There are many reasons why people, projects, initiatives, military campaigns, political campaigns, legislation, friendships, and marriages – as well as a host of others – fail, but I’m convinced that the largest and least recognized reason for such failures is that those involved in such make incorrect assumptions.
One incorrect assumption that has bedeviled U.S. foreign policy for generations is that other societies share our fundamental values about liberty and democracy. Most don’t. They may want the same degree of power and material success, but they don’t endorse the values that make our kind of success possible. Among other things, democracy is based on sharing power and compromise – a fact, unfortunately, that all too many U.S. ideologues fail to recognize, which may in fact destroy the U.S. political system as envisioned by the Founding Fathers and as developed by their successors… until the last generation. Theocratically-based societies neither accept nor recognize either compromise or power-sharing – except as the last resort to be abandoned as soon as possible. A related assumption is that peoples can act and vote in terms of the greater good. While this is dubious even in the United States, it’s an insane assumption in a land where allegiance to the family or clan is paramount and where children are taught to distrust anyone outside the clan.
On a smaller scale, year after year, educational “reformers” in the United States assume, if tacitly and by their actions, that the decline in student achievements and accomplishments can be reversed solely by testing and by improving the quality of teachers. This assumption is fatally flawed because student learning requires two key factors – those who can and are willing to work to teach and those who can learn and who are willing to learn. Placing all the emphasis on the teachers and testing assumes that a single teacher in a classroom can and must overcome all the pressures of society, the media, the social peer pressures to do anything but learn, the idea that learning should be fun, and all the other societal pressures that are antithetical to the work required to learn. There are a comparative handful of teachers who can work such miracles, but basing educational policy and reforms on those who are truly exceptional is both poor policy and doomed to failure. Those who endorse more testing as way to ensure that teachers teach the “right stuff” assume that the testing itself will support the standards, which it won’t, if the students aren’t motivated, not to mention the fact that more testing leaves less time for teaching and learning. So, in a de facto assumption, not only does the burden of teaching fall upon educators, but so does the burden of motivating the unmotivated, and disciplining the undisciplined at a time when society has effectively removed the traditional forms of discipline without providing any effective replacements. Yet the complaints mount, and American education is failing, even as the “reformers” keep assuming that teachers and testing alone can stem the tide.
For years, economists used what can loosely be termed “the rational person” model for analyzing the way various markets operated. This assumption has proved to be horribly wrong, as recent studies – and economic developments – proved, because in all too many key areas, individuals do not behave rationally. Most people refuse to cut their losses, even at the risk of losing everything, and most continue uneconomic behaviors not in their own interests, even when they perceive such behaviors in others as irrational and unsound. Those who distrust the market system assume that regulation, if only applied correctly, can solve the problems, and those who believe that markets are self-correcting assume that deregulation will solve everything. History and experience would suggest both assumptions are wrong.

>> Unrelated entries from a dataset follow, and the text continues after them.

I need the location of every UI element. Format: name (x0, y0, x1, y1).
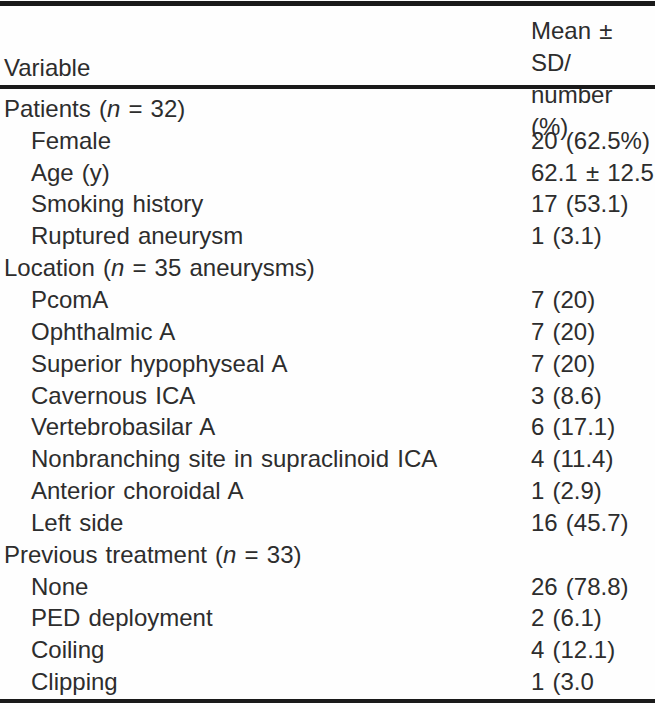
row-label: Female (0, 127, 531, 155)
table-row: PcomA7 (20) (0, 284, 655, 316)
row-value: 7 (20) (531, 286, 655, 314)
row-label: Cavernous ICA (0, 382, 531, 410)
row-label: PcomA (0, 286, 531, 314)
row-label: PED deployment (0, 604, 531, 632)
row-value: 4 (12.1) (531, 636, 655, 664)
table-row: None26 (78.8) (0, 571, 655, 603)
row-value: 62.1 ± 12.5 (531, 159, 655, 187)
table-body: Patients (n = 32)Female20 (62.5%)Age (y)… (0, 93, 655, 698)
row-label: Left side (0, 509, 531, 537)
table-top-rule (0, 1, 655, 6)
row-label: Vertebrobasilar A (0, 413, 531, 441)
row-label: Ruptured aneurysm (0, 222, 531, 250)
row-label: Location (n = 35 aneurysms) (0, 254, 531, 282)
row-label: Anterior choroidal A (0, 477, 531, 505)
table-bottom-rule (0, 699, 655, 703)
table-row: Ophthalmic A7 (20) (0, 316, 655, 348)
row-label: Clipping (0, 668, 531, 696)
row-value: 4 (11.4) (531, 445, 655, 473)
row-value: 2 (6.1) (531, 604, 655, 632)
table-row: Smoking history17 (53.1) (0, 189, 655, 221)
row-label: Smoking history (0, 190, 531, 218)
row-label: Coiling (0, 636, 531, 664)
demographics-table: Variable Mean ± SD/ number (%) Patients … (0, 0, 655, 709)
table-row: Location (n = 35 aneurysms) (0, 252, 655, 284)
table-row: Superior hypophyseal A7 (20) (0, 348, 655, 380)
table-row: Female20 (62.5%) (0, 125, 655, 157)
row-value: 26 (78.8) (531, 573, 655, 601)
row-value: 7 (20) (531, 350, 655, 378)
table-row: Patients (n = 32) (0, 93, 655, 125)
row-label: Ophthalmic A (0, 318, 531, 346)
row-label: Patients (n = 32) (0, 95, 531, 123)
row-value: 17 (53.1) (531, 190, 655, 218)
row-value: 16 (45.7) (531, 509, 655, 537)
row-label: Age (y) (0, 159, 531, 187)
column-header-variable: Variable (4, 52, 90, 84)
row-label: None (0, 573, 531, 601)
row-value: 1 (2.9) (531, 477, 655, 505)
table-header-rule (0, 85, 655, 89)
row-value: 7 (20) (531, 318, 655, 346)
table-row: Vertebrobasilar A6 (17.1) (0, 411, 655, 443)
table-row: PED deployment2 (6.1) (0, 603, 655, 635)
row-value: 1 (3.0 (531, 668, 655, 696)
row-label: Nonbranching site in supraclinoid ICA (0, 445, 531, 473)
table-row: Age (y)62.1 ± 12.5 (0, 157, 655, 189)
column-header-value-line1: Mean ± SD/ (531, 15, 655, 79)
row-value: 1 (3.1) (531, 222, 655, 250)
table-row: Left side16 (45.7) (0, 507, 655, 539)
table-row: Ruptured aneurysm1 (3.1) (0, 220, 655, 252)
row-label: Previous treatment (n = 33) (0, 541, 531, 569)
table-row: Clipping1 (3.0 (0, 666, 655, 698)
table-row: Cavernous ICA3 (8.6) (0, 380, 655, 412)
table-row: Anterior choroidal A1 (2.9) (0, 475, 655, 507)
row-value: 6 (17.1) (531, 413, 655, 441)
row-label: Superior hypophyseal A (0, 350, 531, 378)
row-value: 3 (8.6) (531, 382, 655, 410)
table-row: Coiling4 (12.1) (0, 634, 655, 666)
row-value: 20 (62.5%) (531, 127, 655, 155)
table-row: Previous treatment (n = 33) (0, 539, 655, 571)
table-row: Nonbranching site in supraclinoid ICA4 (… (0, 443, 655, 475)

In more than a few military conflicts dating back over recent centuries, military leaders have often assumed that superior forces and weapons would always prevail. And… if the military command in question does indeed have such superiority and is willing to employ it efficiently to destroy everything that might possibly stand in its way, then “superiority” usually wins. This assumption fails, however, in all too many cases where one is unable or unwilling to carry out the requisite slaughter of the so-called civilian population, or when military objectives cannot be quickly obtained, because, in fact, in virtually every war of any length a larger and larger fraction of the civilian population becomes involved on one side or another, and “superiority” shifts. In this regard, people usually think of Vietnam or Afghanistan, but, in fact, the same sort of shift occurred in World War II. At the outbreak of WWII in 1939, the British armed forces had about 1 million men in arms, the U.S. 175,000, and the Russians 1.5 million. Together, the Germans and Japanese had over 5 million trained troops and far more advanced tanks, aircraft, and ships. By the end of the war, those ratios had changed markedly.
While failure can be ascribed to many causes, I find it both disturbing and amazing that seldom are the basic assumptions behind bad decisions ever brought forward as causal factors… and have to ask, “Why not?” Is it because, even after abject failure or costly success that didn’t have to be so costly, no one wants to admit that their assumptions were at fault?